If exports is present, it encapsulates the package: only the type targets selected by the active conditions (types first, then the ESM profile) are entry points. Legacy types/typings and typesVersions are ignored when exports is present (TypeScript does .js→.d.ts extension substitution from the JS target).
If there is no exports but a typesVersions "*" catch-all, its mapped targets are the surface.
Otherwise, every .d.ts in the tarball is deep-importable, so the surface is all of them, plus types/typings/module/main substitution and any typesVersions targets.

From each entry, the tool follows relative imports across .d.ts files (the intra-package graph) and records every external specifier — including import('x') type-only imports, /// <reference types="x" /> directives, and declare module "x" augmentations of real (non-pattern) module names.

Runtime surface

Entry points are discovered from the manifest:

exports runtime targets for both the import and require profiles (a dual package can expose different specifiers under each).
Legacy main and module.
bin scripts — always executable regardless of exports encapsulation, including extensionless files with a #!/usr/bin/env node shebang.

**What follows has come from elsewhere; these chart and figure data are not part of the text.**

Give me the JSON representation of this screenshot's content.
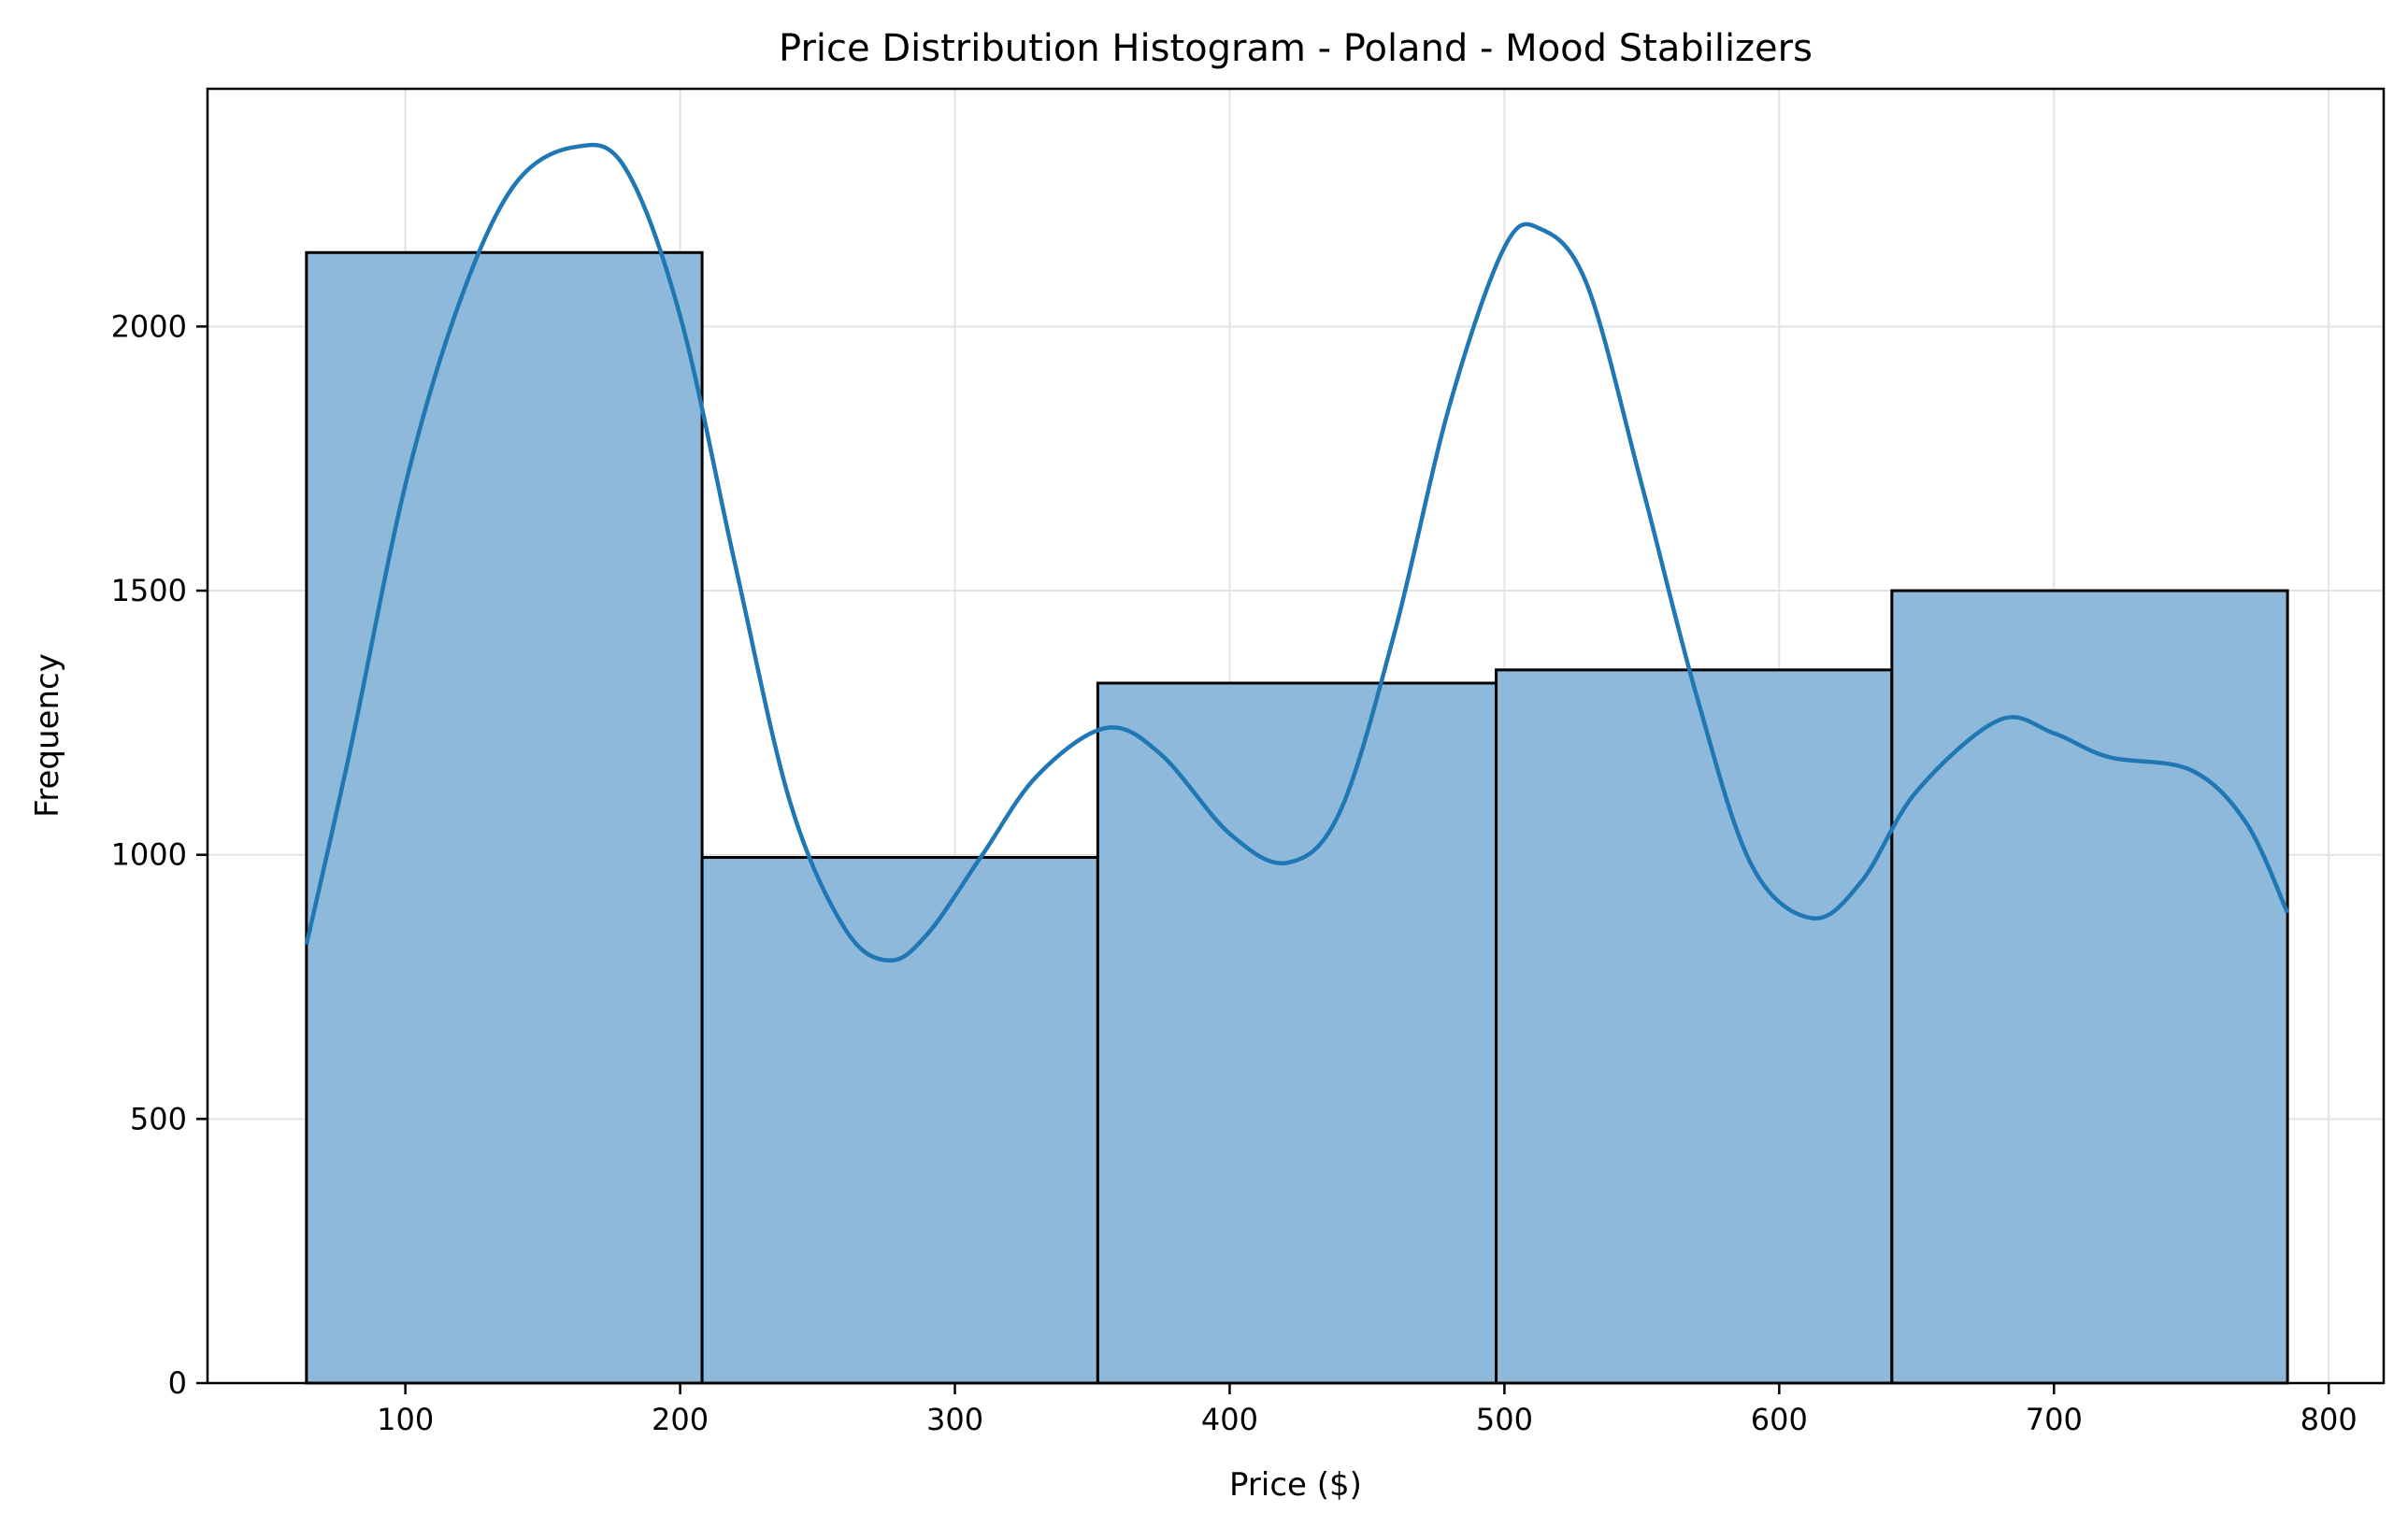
{
  "chart_data": {
    "type": "bar",
    "title": "Price Distribution Histogram - Poland - Mood Stabilizers",
    "xlabel": "Price ($)",
    "ylabel": "Frequency",
    "xlim": [
      28,
      820
    ],
    "ylim": [
      0,
      2450
    ],
    "xticks": [
      100,
      200,
      300,
      400,
      500,
      600,
      700,
      800
    ],
    "yticks": [
      0,
      500,
      1000,
      1500,
      2000
    ],
    "grid": true,
    "bins": [
      {
        "x0": 64,
        "x1": 208,
        "value": 2140
      },
      {
        "x0": 208,
        "x1": 352,
        "value": 995
      },
      {
        "x0": 352,
        "x1": 497,
        "value": 1325
      },
      {
        "x0": 497,
        "x1": 641,
        "value": 1350
      },
      {
        "x0": 641,
        "x1": 785,
        "value": 1500
      }
    ],
    "kde": {
      "x": [
        64,
        80,
        100,
        120,
        140,
        162,
        180,
        200,
        220,
        240,
        260,
        276,
        290,
        310,
        330,
        355,
        375,
        400,
        421,
        440,
        460,
        480,
        500,
        513,
        530,
        550,
        570,
        590,
        612,
        630,
        650,
        680,
        700,
        720,
        750,
        770,
        785
      ],
      "y": [
        830,
        1200,
        1700,
        2050,
        2270,
        2340,
        2300,
        2020,
        1550,
        1100,
        860,
        800,
        850,
        1000,
        1150,
        1240,
        1190,
        1040,
        985,
        1080,
        1420,
        1850,
        2150,
        2185,
        2080,
        1700,
        1300,
        980,
        880,
        950,
        1120,
        1255,
        1230,
        1185,
        1160,
        1060,
        890
      ]
    },
    "colors": {
      "bar_fill": "#8eb9da",
      "bar_edge": "#000000",
      "kde_line": "#1f77b4",
      "grid": "#e3e3e3"
    }
  }
}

From each entry, the tool follows the relative JS import graph and records every external specifier, tagged by call form (import or require), so each is resolved under the right condition set. It understands static import/export … from, import x = require(...), dynamic import('x') (literal only), require('x'), require.resolve('x'), createRequire(...)('x'), and createRequire(...).resolve('x'). Non-literal/dynamic specifiers are surfaced as unchecked, never silently dropped.

The resolution model

The point of the tool is to resolve against the package’s declared dependencies, never the author’s ambient node_modules. So before resolving, it materializes every declared dependency (production + peer + optional; never dev) at its declared range into one fresh, throwaway tree:

registry ranges are fetched from npm (reusing npm’s cache/auth) and extracted;
monorepo-local deps — file:../sibling, link:../sibling, or workspace:* resolved by name through pnpm-workspace.yaml / package.json#workspaces — are linked to the already-built local sibling (no rebuild, fully static).

Then each specifier is resolved against that tree:

type specifiers go through the bundled typescript (ts.resolveModuleName / ts.resolveTypeReferenceDirective) under NodeNext, so @types/* fallback works exactly as a consumer’s checker would;
runtime specifiers go through the dependency’s own exports/main for the matching call form, with lenient extension/index probing on the legacy (no-exports) fallback (see Resolution model).

Node builtins (node:fs, fs, …) need no declaration at run time; on the type surface they imply @types/node.

See Resolution model for the condition sets, profiles, and local-protocol details, and Security for the guarantees around extraction and execution.